As is apparent from the above description, according to the present invention, by using the ester as the solvent of the electrolytic solution and containing methyl propionate in the ester, excellent cycle life characteristics and low temperature characteristics are obtained. A non-aqueous electrolyte secondary battery can be provided.

[Brief description of drawings]

FIG. 1 is a vertical sectional view of a cylindrical battery according to an embodiment of the present invention.

FIG. 2 is a diagram showing the cycle life of the battery in Example at 20 ° C.

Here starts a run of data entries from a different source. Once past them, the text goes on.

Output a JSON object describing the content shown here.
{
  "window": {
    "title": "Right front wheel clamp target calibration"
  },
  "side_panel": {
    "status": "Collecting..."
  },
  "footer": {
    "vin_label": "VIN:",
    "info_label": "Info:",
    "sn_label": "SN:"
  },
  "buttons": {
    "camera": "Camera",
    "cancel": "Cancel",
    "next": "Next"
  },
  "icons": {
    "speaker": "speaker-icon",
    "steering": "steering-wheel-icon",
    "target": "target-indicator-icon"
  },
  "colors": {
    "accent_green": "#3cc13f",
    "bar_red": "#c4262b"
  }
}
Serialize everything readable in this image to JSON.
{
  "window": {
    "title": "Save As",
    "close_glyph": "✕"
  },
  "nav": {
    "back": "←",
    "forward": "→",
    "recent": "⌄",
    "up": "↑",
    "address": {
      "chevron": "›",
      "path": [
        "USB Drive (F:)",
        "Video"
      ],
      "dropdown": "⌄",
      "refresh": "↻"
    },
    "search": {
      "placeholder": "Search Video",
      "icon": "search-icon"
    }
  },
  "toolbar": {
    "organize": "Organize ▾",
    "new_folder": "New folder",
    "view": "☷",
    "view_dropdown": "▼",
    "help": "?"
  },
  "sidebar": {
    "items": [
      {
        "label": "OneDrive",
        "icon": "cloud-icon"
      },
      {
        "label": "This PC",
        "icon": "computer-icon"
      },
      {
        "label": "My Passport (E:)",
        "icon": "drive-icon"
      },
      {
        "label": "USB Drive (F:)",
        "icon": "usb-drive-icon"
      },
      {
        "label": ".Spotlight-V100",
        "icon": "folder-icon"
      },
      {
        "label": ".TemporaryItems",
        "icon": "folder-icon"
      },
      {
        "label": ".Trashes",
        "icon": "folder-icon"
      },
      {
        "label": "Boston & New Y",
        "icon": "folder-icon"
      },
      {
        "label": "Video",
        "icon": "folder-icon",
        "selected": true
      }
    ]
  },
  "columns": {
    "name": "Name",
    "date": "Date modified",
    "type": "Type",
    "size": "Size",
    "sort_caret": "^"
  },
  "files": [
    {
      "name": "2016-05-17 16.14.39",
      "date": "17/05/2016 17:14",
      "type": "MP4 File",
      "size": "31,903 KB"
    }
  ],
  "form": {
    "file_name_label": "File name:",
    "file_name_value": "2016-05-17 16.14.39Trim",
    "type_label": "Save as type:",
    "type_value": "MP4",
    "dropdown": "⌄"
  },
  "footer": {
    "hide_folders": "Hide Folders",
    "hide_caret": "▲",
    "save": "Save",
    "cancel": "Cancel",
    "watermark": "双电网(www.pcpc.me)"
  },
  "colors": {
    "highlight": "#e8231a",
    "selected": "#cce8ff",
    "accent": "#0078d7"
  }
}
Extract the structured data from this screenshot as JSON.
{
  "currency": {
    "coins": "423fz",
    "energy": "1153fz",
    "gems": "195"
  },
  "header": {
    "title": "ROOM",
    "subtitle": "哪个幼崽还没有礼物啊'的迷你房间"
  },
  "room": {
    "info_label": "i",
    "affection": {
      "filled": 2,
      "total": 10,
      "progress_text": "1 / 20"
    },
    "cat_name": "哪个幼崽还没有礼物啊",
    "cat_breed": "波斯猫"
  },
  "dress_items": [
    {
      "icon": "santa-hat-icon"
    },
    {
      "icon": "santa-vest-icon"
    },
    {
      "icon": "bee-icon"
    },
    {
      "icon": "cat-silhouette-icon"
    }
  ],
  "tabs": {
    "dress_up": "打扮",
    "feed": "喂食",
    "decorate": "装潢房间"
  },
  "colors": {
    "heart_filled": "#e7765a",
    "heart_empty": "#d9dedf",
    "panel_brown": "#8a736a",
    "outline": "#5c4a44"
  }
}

FIG. 3 is a diagram showing a transition of discharge voltage at −10 ° C. of a battery in an example.

[Explanation of symbols]

 DESCRIPTION OF SYMBOLS 1 Positive electrode 2 Positive electrode lead plate 3 Negative electrode 4 Negative electrode lead plate 5 Separator 6 Upper insulating plate 7 Lower insulating plate 8 Case 9 Gasket 10 Sealing plate 11 Positive electrode terminal

 ─────────────────────────────────────────────────── ─── Continuation of the front page (72) Inventor Takayuki Kawahara 1 Toho-cho, Yokkaichi-shi, Mie Prefecture Yokkaichi Research Institute Ltd. (72) Inventor Katsuaki Hasegawa 1 Toho-cho, Yokkaichi-shi, Mie Mitsubishi Petrochemical Incorporated company Yokkaichi Research Institute

Claims (3)

[Claims] 1. A negative electrode made of a carbon material capable of inserting and extracting lithium ions, a non-aqueous electrolytic solution, and a positive electrode made of a lithium-containing oxide, wherein the solvent of the non-aqueous electrolytic solution is an ester. Non-aqueous electrolyte secondary battery containing methyl propionate in ester. 2. The positive electrode active material is a composite oxide of lithium and cobalt, a composite oxide of lithium and nickel, a composite oxide of lithium and manganese, a composite oxide of lithium and iron, or cobalt of each of the above composite oxides. ,nickel,
The non-aqueous electrolyte secondary battery according to claim 1, wherein the non-aqueous electrolyte secondary battery is one in which manganese and iron are partially replaced with another transition metal. 3. The nonaqueous electrolytic solution contains at least one of lithium hexafluorophosphate, lithium borofluoride, lithium perchlorate, lithium trifluoromethanesulfonate, and lithium hexafluoroarsenate as its solute. Item 3. The non-aqueous electrolyte secondary battery according to item 1 or 2.